Mendengar jawaban dari sahabatnya itu, Rina bersungut-sungut. Bagaimana tidak? Rencana malam ini bermain kembang api bersama lenyap sudah. Tersisa pecahan-pecahan angan yang tercecer tak bisa dikembalikan lagi. Langkahnya semakin cepat di depan menjauhi Husna.
“Rina! Tunggu aku, dong!” teriak Husna seraya berusaha menyejajarkan langkah dengan Rina.
“Aku marah! Masak uang yang kita tabung selama ini buat beli kembang api bersama dengan ringannya kamu kasih ke orang lain.”
Rina berhenti dan menjelaskan isi hatinya kepada Husna. “Owalah gara-gara tadi itu, to, kamu merajuk. Tenang saja Rin, kan, kamu dengar sendiri kemarin Ustaz Zikri bilang kalau kita bersedekah itu rezeki kita tidak akan berkurang. Bahkan, akan bertambah dan bertambah.”

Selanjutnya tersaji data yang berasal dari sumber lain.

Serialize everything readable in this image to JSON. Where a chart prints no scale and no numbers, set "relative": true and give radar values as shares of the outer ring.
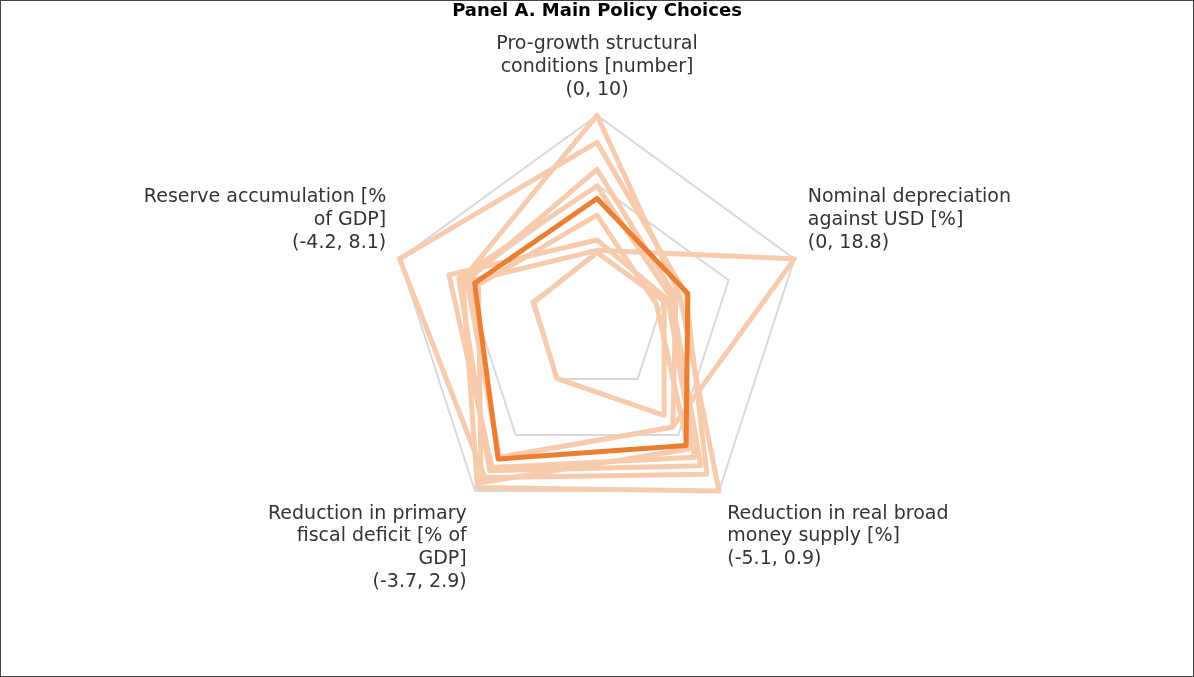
{
  "chart_data": {
    "type": "radar",
    "title": "Panel A. Main Policy Choices",
    "relative": true,
    "grid": true,
    "legend": false,
    "categories": [
      "Pro-growth structural conditions [number] (0, 10)",
      "Nominal depreciation against USD [%] (0, 18.8)",
      "Reduction in real broad money supply [%] (-5.1, 0.9)",
      "Reduction in primary fiscal deficit [% of GDP] (-3.7, 2.9)",
      "Reserve accumulation [% of GDP] (-4.2, 8.1)"
    ],
    "series": [
      {
        "color": "#f8cbad",
        "values": [
          1.0,
          0.42,
          1.0,
          0.98,
          0.68
        ]
      },
      {
        "color": "#f8cbad",
        "values": [
          0.87,
          0.45,
          0.9,
          0.92,
          1.0
        ]
      },
      {
        "color": "#f8cbad",
        "values": [
          0.35,
          1.0,
          0.62,
          0.8,
          0.65
        ]
      },
      {
        "color": "#f8cbad",
        "values": [
          0.34,
          0.34,
          0.55,
          0.33,
          0.32
        ]
      },
      {
        "color": "#f8cbad",
        "values": [
          0.74,
          0.4,
          0.62,
          0.8,
          0.66
        ]
      },
      {
        "color": "#f8cbad",
        "values": [
          0.66,
          0.38,
          0.85,
          0.88,
          0.7
        ]
      },
      {
        "color": "#f8cbad",
        "values": [
          0.52,
          0.3,
          0.75,
          0.95,
          0.6
        ]
      },
      {
        "color": "#f8cbad",
        "values": [
          0.4,
          0.36,
          0.8,
          0.86,
          0.75
        ]
      },
      {
        "color": "#ed7d31",
        "values": [
          0.6,
          0.46,
          0.73,
          0.81,
          0.62
        ]
      }
    ]
  }
}
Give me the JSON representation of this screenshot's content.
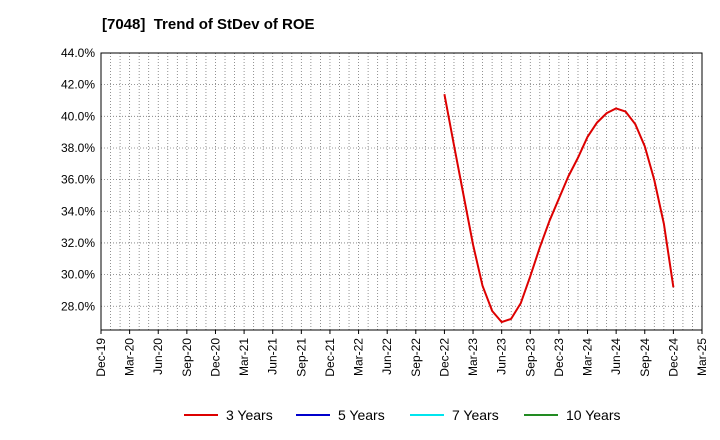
{
  "chart_data": {
    "type": "line",
    "title": "[7048]  Trend of StDev of ROE",
    "xlabel": "",
    "ylabel": "",
    "ylim": [
      26.5,
      44.0
    ],
    "yticks": [
      "28.0%",
      "30.0%",
      "32.0%",
      "34.0%",
      "36.0%",
      "38.0%",
      "40.0%",
      "42.0%",
      "44.0%"
    ],
    "ytick_values": [
      28,
      30,
      32,
      34,
      36,
      38,
      40,
      42,
      44
    ],
    "x_tick_labels": [
      "Dec-19",
      "Mar-20",
      "Jun-20",
      "Sep-20",
      "Dec-20",
      "Mar-21",
      "Jun-21",
      "Sep-21",
      "Dec-21",
      "Mar-22",
      "Jun-22",
      "Sep-22",
      "Dec-22",
      "Mar-23",
      "Jun-23",
      "Sep-23",
      "Dec-23",
      "Mar-24",
      "Jun-24",
      "Sep-24",
      "Dec-24",
      "Mar-25"
    ],
    "x_tick_labels_last": "Mar-25",
    "grid": true,
    "legend_position": "bottom",
    "series": [
      {
        "name": "3 Years",
        "color": "#dd0000",
        "points": [
          [
            12.0,
            41.4
          ],
          [
            12.33,
            38.2
          ],
          [
            12.67,
            35.0
          ],
          [
            13.0,
            31.9
          ],
          [
            13.33,
            29.3
          ],
          [
            13.67,
            27.7
          ],
          [
            14.0,
            27.0
          ],
          [
            14.33,
            27.2
          ],
          [
            14.67,
            28.2
          ],
          [
            15.0,
            29.9
          ],
          [
            15.33,
            31.7
          ],
          [
            15.67,
            33.4
          ],
          [
            16.0,
            34.8
          ],
          [
            16.33,
            36.2
          ],
          [
            16.67,
            37.4
          ],
          [
            17.0,
            38.7
          ],
          [
            17.33,
            39.6
          ],
          [
            17.67,
            40.2
          ],
          [
            18.0,
            40.5
          ],
          [
            18.33,
            40.3
          ],
          [
            18.67,
            39.5
          ],
          [
            19.0,
            38.1
          ],
          [
            19.33,
            36.0
          ],
          [
            19.67,
            33.2
          ],
          [
            20.0,
            29.2
          ]
        ]
      },
      {
        "name": "5 Years",
        "color": "#0000cc",
        "points": []
      },
      {
        "name": "7 Years",
        "color": "#00e5ee",
        "points": []
      },
      {
        "name": "10 Years",
        "color": "#228b22",
        "points": []
      }
    ]
  }
}
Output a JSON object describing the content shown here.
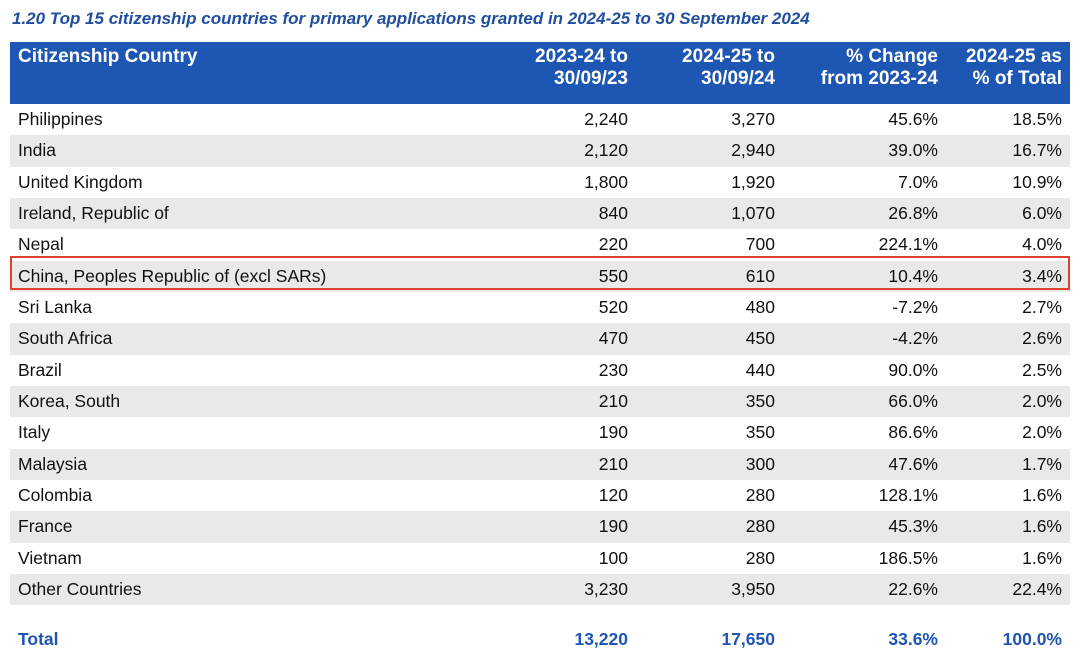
{
  "title": "1.20 Top 15 citizenship countries for primary applications granted in 2024-25 to 30 September 2024",
  "columns": [
    "Citizenship Country",
    "2023-24 to 30/09/23",
    "2024-25 to 30/09/24",
    "% Change from 2023-24",
    "2024-25 as % of Total"
  ],
  "header": {
    "c0": "Citizenship Country",
    "c1a": "2023-24 to",
    "c1b": "30/09/23",
    "c2a": "2024-25 to",
    "c2b": "30/09/24",
    "c3a": "% Change",
    "c3b": "from 2023-24",
    "c4a": "2024-25 as",
    "c4b": "% of Total"
  },
  "rows": [
    {
      "country": "Philippines",
      "y2324": "2,240",
      "y2425": "3,270",
      "change": "45.6%",
      "share": "18.5%"
    },
    {
      "country": "India",
      "y2324": "2,120",
      "y2425": "2,940",
      "change": "39.0%",
      "share": "16.7%"
    },
    {
      "country": "United Kingdom",
      "y2324": "1,800",
      "y2425": "1,920",
      "change": "7.0%",
      "share": "10.9%"
    },
    {
      "country": "Ireland, Republic of",
      "y2324": "840",
      "y2425": "1,070",
      "change": "26.8%",
      "share": "6.0%"
    },
    {
      "country": "Nepal",
      "y2324": "220",
      "y2425": "700",
      "change": "224.1%",
      "share": "4.0%"
    },
    {
      "country": "China, Peoples Republic of (excl SARs)",
      "y2324": "550",
      "y2425": "610",
      "change": "10.4%",
      "share": "3.4%"
    },
    {
      "country": "Sri Lanka",
      "y2324": "520",
      "y2425": "480",
      "change": "-7.2%",
      "share": "2.7%"
    },
    {
      "country": "South Africa",
      "y2324": "470",
      "y2425": "450",
      "change": "-4.2%",
      "share": "2.6%"
    },
    {
      "country": "Brazil",
      "y2324": "230",
      "y2425": "440",
      "change": "90.0%",
      "share": "2.5%"
    },
    {
      "country": "Korea, South",
      "y2324": "210",
      "y2425": "350",
      "change": "66.0%",
      "share": "2.0%"
    },
    {
      "country": "Italy",
      "y2324": "190",
      "y2425": "350",
      "change": "86.6%",
      "share": "2.0%"
    },
    {
      "country": "Malaysia",
      "y2324": "210",
      "y2425": "300",
      "change": "47.6%",
      "share": "1.7%"
    },
    {
      "country": "Colombia",
      "y2324": "120",
      "y2425": "280",
      "change": "128.1%",
      "share": "1.6%"
    },
    {
      "country": "France",
      "y2324": "190",
      "y2425": "280",
      "change": "45.3%",
      "share": "1.6%"
    },
    {
      "country": "Vietnam",
      "y2324": "100",
      "y2425": "280",
      "change": "186.5%",
      "share": "1.6%"
    },
    {
      "country": "Other Countries",
      "y2324": "3,230",
      "y2425": "3,950",
      "change": "22.6%",
      "share": "22.4%"
    }
  ],
  "total": {
    "label": "Total",
    "y2324": "13,220",
    "y2425": "17,650",
    "change": "33.6%",
    "share": "100.0%"
  },
  "highlighted_row": "China, Peoples Republic of (excl SARs)",
  "colors": {
    "header_bg": "#1d56b3",
    "title": "#1f4e9f",
    "highlight_border": "#e0412f",
    "stripe": "#e9e9e9"
  }
}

Husna dengan sumringah menjelaskan kembali apa yang didapat kemarin saat mengaji di masjid dengan sahabatnya. Dia sangat meyakini hal itu. Sebab, selain menjadi guru ngaji, Ustaz Zikri merupakan ustaz idola Husna. Setiap yang keluar dari mulut ustaz itu pasti Husna percaya dan diamalkannya.
Tanpa membuang kata lagi, Rina yang semakin geram saat itu kembali meninggalkan Husna. Dia tak mau emosinya semakin menjadi kepada sahabatnya itu. Suara pekikan Husna yang memanggil namanya tak dihiraukan. Setelah sampai rumah pun, Rina masuk tanpa mengucap salam dan menyapa ibunya yang berada di ruang tamu saat itu. Gadis kecil berusia delapan tahun itu segera masuk ke kamarnya.
“Halah bertambah apanya? Nyatanya malam ini enggak bisa main kembang api, berarti berkurang, dong.” Rina bermonolog dengan kondisi muka ditutup dengan bantal.
Dari perkara itu persahabatan mereka menjadi renggang. Rina semakin menjauh dari Husna. Hingga lulus dan melanjutkan ke sekolah yang berbeda.